His foray into dairying in Uruguay was big on promises but has yet to deliver. Share prices peaked at $2 and were at 41 cents on Friday.

From the outside, the investment in Uruguay looked simple. However, Norgate failed to take full account the challenges of farming in South America with language, cultural and political difficulties and a very different climate from New Zealand.

You only have to look  at the difficulties New Zealand companies have when investing in Australia, where at least the language, culture, banking and legal systems are similar, to realise that what works so well here might not  transfer easily to Uruguay.


Meat Industry Disunity Scuttles Taskforce

29/06/2008

Disappointment but little surprise has greeted the news that the Meat Industry Taskforce  has disbanded.

Taskforce chairman Sir John Anderson said yesterday that consultant PricewaterhouseCoopers (PWC), which was commissioned to complete an industry analysis, could not get informed consent from all industry participants.

In addition, Sir John said that in the last week one company had announced it was withdrawing its support for an industry strategy, saying it was pursuing its own plans, making it impossible to compile a report.

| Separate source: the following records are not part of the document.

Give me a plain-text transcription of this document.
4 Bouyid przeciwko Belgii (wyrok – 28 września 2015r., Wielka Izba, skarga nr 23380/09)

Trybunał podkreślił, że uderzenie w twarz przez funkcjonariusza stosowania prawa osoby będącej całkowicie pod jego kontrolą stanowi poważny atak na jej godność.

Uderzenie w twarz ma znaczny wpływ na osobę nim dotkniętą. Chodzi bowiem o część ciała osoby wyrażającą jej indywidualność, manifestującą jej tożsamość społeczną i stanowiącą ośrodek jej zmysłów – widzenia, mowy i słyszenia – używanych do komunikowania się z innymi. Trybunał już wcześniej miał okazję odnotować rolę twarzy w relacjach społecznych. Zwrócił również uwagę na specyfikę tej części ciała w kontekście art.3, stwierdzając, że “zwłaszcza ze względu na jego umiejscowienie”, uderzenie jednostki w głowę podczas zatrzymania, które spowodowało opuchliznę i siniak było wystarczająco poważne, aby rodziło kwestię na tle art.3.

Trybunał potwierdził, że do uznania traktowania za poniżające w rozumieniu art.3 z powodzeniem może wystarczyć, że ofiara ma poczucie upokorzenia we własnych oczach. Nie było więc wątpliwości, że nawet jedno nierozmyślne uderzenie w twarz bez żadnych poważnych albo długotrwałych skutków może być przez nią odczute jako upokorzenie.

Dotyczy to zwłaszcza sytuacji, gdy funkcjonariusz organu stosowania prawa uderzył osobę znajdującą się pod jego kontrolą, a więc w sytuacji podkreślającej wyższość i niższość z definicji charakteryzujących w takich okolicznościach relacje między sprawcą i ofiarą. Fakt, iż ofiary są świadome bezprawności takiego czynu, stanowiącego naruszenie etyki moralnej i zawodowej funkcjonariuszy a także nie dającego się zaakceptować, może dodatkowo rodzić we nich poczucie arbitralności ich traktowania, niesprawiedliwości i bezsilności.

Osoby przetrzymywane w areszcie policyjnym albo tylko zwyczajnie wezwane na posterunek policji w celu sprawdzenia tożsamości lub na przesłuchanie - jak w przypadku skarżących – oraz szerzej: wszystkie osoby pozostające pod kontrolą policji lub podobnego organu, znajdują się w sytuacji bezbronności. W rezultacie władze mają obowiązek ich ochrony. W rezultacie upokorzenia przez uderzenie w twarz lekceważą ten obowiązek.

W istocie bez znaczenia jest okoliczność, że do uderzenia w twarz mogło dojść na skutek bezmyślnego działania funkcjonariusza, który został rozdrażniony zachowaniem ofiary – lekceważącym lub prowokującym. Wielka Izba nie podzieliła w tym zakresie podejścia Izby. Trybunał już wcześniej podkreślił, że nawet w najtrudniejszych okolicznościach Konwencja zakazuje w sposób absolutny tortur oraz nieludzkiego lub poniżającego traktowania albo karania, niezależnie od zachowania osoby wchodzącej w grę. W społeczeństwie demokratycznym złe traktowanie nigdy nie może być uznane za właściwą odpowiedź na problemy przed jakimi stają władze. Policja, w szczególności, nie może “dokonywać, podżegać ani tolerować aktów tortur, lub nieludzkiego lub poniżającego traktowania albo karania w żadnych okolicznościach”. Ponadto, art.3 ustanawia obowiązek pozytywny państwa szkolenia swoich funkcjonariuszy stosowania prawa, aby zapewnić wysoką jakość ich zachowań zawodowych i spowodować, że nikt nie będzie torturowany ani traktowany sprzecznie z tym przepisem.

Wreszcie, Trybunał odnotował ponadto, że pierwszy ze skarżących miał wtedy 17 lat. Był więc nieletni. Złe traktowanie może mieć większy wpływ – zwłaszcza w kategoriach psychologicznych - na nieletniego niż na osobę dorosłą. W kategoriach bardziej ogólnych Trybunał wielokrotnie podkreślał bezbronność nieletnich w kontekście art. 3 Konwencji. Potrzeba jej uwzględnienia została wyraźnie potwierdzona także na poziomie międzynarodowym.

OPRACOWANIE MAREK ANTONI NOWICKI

Meat and Wool New Zealand (MWNZ) established the taskforce earlier this year to create a red meat industry strategy to address international marketing, supplier dynamics and processing.

Owen Poole who chairs Alliance Group said his company supported the taskforce and was disappointed it had failed. 

Mr Poole said the strategy could have been the catalyst for industry aggregation, and the fact PWC was going to seek contributions from farmers, meat companies and unions, would have produced meaningful results.

“I see it as a lost opportunity,” he said.

Silver Fern Farms chief executive Keith Cooper said he supported any initiative to create an industry strategy, but the taskforce never released its terms of reference, so companies did not know what it was trying to achieve.

Mr Cooper said Silver Fern Farms (formerly PPCS) was not the reason the taskforce failed.

“In regard to the Meat Industry taskforce announcement, from a Silver Fern Farms perspective, we were never asked for informed consent by PWC on the issue.”

The company supported any initiatives to improve supplier returns.

“Silver Fern Farms supported any initiative about reviewing the industry strategy or structures.”

Anzco chairman Graeme Harrison was also supportive but not surprised it had failed, given the reluctance of the four major meat companies to co-operate on industry issues.

“Unless the four companies were prepared to talk in meaningful ways, then it was never going to happen.”

While he had reservations about the size of regulatory and commercial hurdles the taskforce faced, he said it would have provided an important circuit-breaker for farmer confidence.

Mr Harrison said commercial reality would now play its hand and there would be change.

“Sooner or later, something will happen and it will be a commercial decision.”

The 07-08 season was a very tough one for sheep farmers with falling returns and steeply increasing prices for fuel, fertiliser and other inputs. The outlook for next season’s lamb prices is more optimistic, but even so they’ll be hoping that whatever happens in the industry happens sooner not later.